Using the IRIS data set as the data set (and loaded in previous post), the first thing we need to find is the minimum and maximum values for each feature.
select min(features[0]), max(features[0]), min(features[1]), max(features[1]), min(features[2]), max(features[2]), min(features[3]), max(features[3]) from iris_raw;
we get the following results.
4.3 7.9 2.0 4.4 1.0 6.9 0.1 2.5
The format of the results can be a little confusing. What this list gives us is the results for each of the four features. For feature[0], sepal_length, we have a minimum value of 4.3 and a maximum value of 7.9. Similarly, feature[1], sepal_width, min=2.0, max=4.4 feature[2], petal_length, min=1.0, max=6.9 feature[3], petal_width, min=0.1, max=2.5 To use these minimum and maximum values, we need to declare some local session variables to store these.

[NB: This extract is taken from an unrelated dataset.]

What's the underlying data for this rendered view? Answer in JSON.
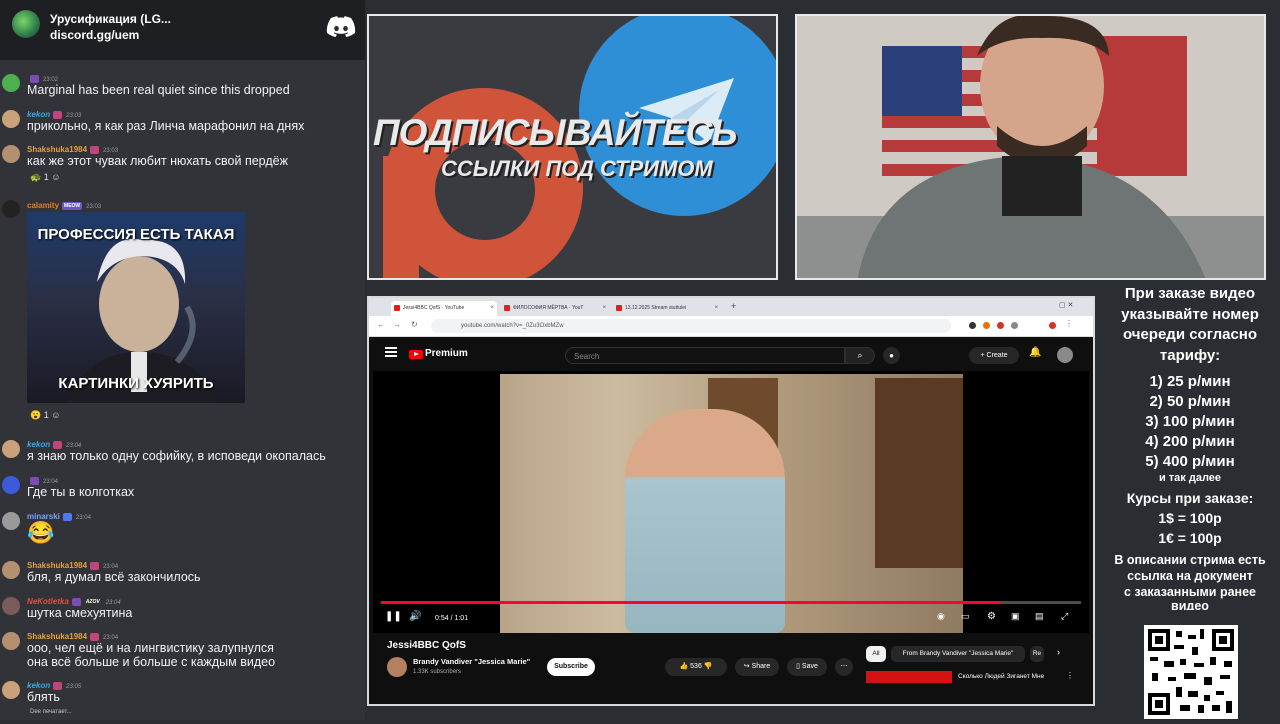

set hivevar:feature0_min=4.3;
set hivevar:feature0_max=7.9;
set hivevar:feature1_min=2.0;
set hivevar:feature1_max=4.4;
set hivevar:feature2_min=1.0;
set hivevar:feature2_max=6.9;
set hivevar:feature3_min=0.1;
set hivevar:feature3_max=2.5;
After setting those variables we can now write a SQL SELECT and use the add_bias function to perform the calculations.
select rowid, label, add_bias(array( concat("1:", rescale(features[0],${f0_min},${f0_max})), concat("2:", rescale(features[1],${f1_min},${f1_max})), concat("3:", rescale(features[2],${f2_min},${f2_max})), concat("4:", rescale(features[3],${f3_min},${f3_max})))) as features from iris_raw;
and we get
> 1 Iris-setosa ["1:0.22222215","2:0.625","3:0.0677966","4:0.041666664","0:1.0"]
> 2 Iris-setosa ["1:0.16666664","2:0.41666666","3:0.0677966","4:0.041666664","0:1.0"]
> 3 Iris-setosa ["1:0.11111101","2:0.5","3:0.05084745","4:0.041666664","0:1.0"]
...
Other feature scaling methods, available in Hivemall, include L1/L2 Normalization and zscore.